Live-saving: where an immediate intervention is required to simply save a life (e.g. immediate food & nutrition aid); and
Life-preserving: where we are looking to reduce the risk to a person’s life once it has been “saved” (e.g. health & hygiene interventions directly designed to reduce disease & contagion)
...to Recovery & Rehabilitation:
Life-sustaining: when the immediate risks to life have been mitigated and we can focus on recovery & rehabilitation (e.g. family livelihoods; looking to build resilience of the family beyond a single season)
... to Development:
Life-enhancing: Once a family has some degree of certainty (resilience) over food & income then the focus can move to quality of life (the D in LRRD)
Resilience Stage (RD): Many, if not all of Trocaire’s humanitarian responses to the drought (& other seasonal emergencies) in East Africa has been founded on an LRRD rationale; building resilience. We can interpret resilience in many ways but in Humanitarian programmes the focus is on the resilience of the person – initially the individual (e.g. OTP nutrition assistance) then the family (e.g. protection rations, family-based NFIs), then the community (multiple-families) and finally the locality (the environment around the family/community). Activities may occur concurrently (e.g. designing environmentally-friendly interventions to provide immediate assistance to families, such as cash-for-work; working with community & locality simultaneously, etc.) but the focus is still person-centric.
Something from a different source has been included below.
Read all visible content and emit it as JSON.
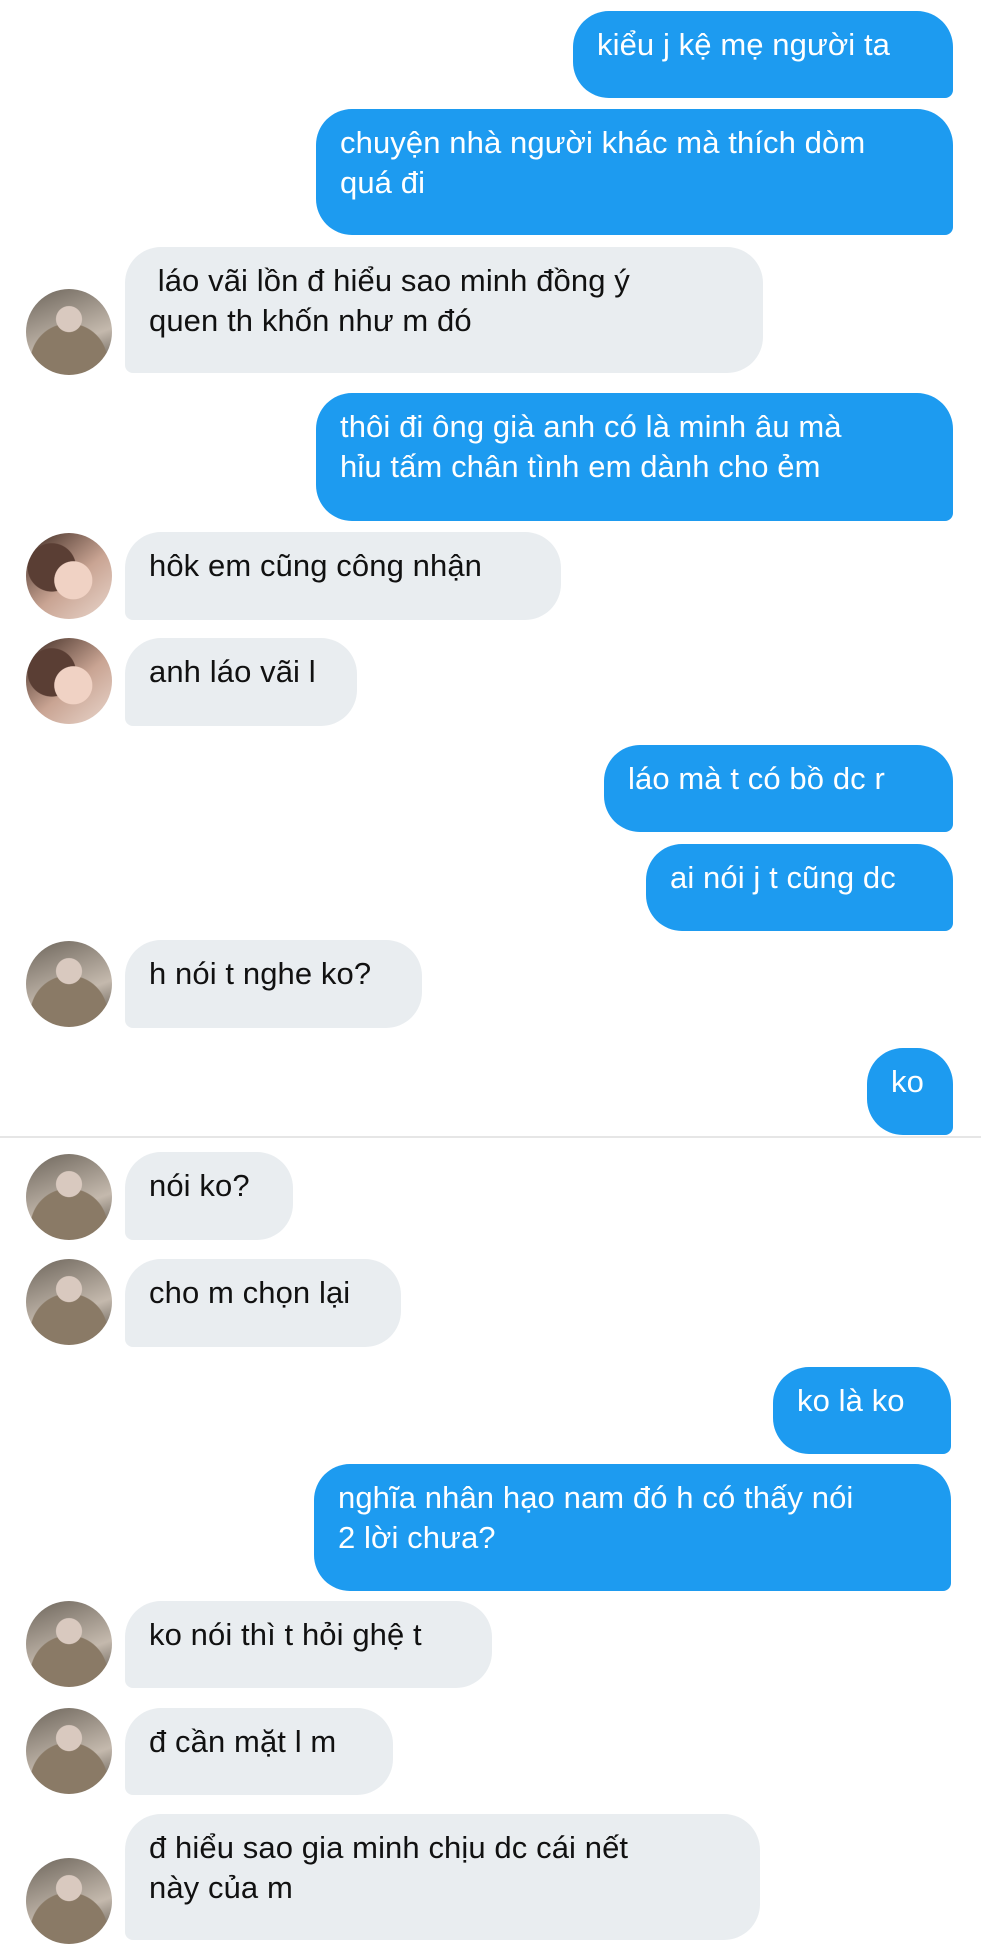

1.Resilience of the person and the family: there is no food production without people and so individuals need to have the capacity to
a.produce their food (the land, the physical energy, the husbandry skills),
b.store their food (post-harvest management),
c.preserve their longer-term sources of nutrition (e.g. food preservation to support families through the “hunger gap” between seasons), and
d.to commercialise their assets (food surpluses, alternative livelihoods) so as to generate a flexible, financial buffer to support them during lean times (whether poor harvests of full-on drought).
2.Resilience of the family and the community: The challenge of focusing on resilience is to change the attitudes of people towards the traditional, culturally influenced approach to livelihoods and food production.
a.Sustenance farming which leaves families susceptible to the “hunger gap” between season is as negative as resilient seeds being planted in areas that cannot provide sufficient water and spoil nutrients for this type of planting
b.Similarly the attitude of many pastoralists, seeing their livestock as “wealth” in itself does not build resilience of those pastoralists. From a resilience perspective livestock is nutrition (milk and meat) and income (sale of livestock to create that flexible, financial buffer)
In order to successfully link crisis interventions with the longer-term potential of resilience-building an additional Theory of Change must be adapted, that of Innovation Adaptation theory (Rogers, 1962) to support the link between the relief phase and the resilience stage.
This theory states that ‘early adopters’ and individuals with peer influence are the first to be targeted to take up modified behaviours and others are encouraged to follow once personal risks have been better evaluated and additional rewards demonstrated. Where needs are identified in the situation or needs analysis that are not directly addressed in the programme/intervention results we must acknowledge either how we will incorporate these needs (e.g. referral to another party, advocacy on key "consequences", etc.) or provide an explicit reason (consistent with our programme/intervention) why we cannot.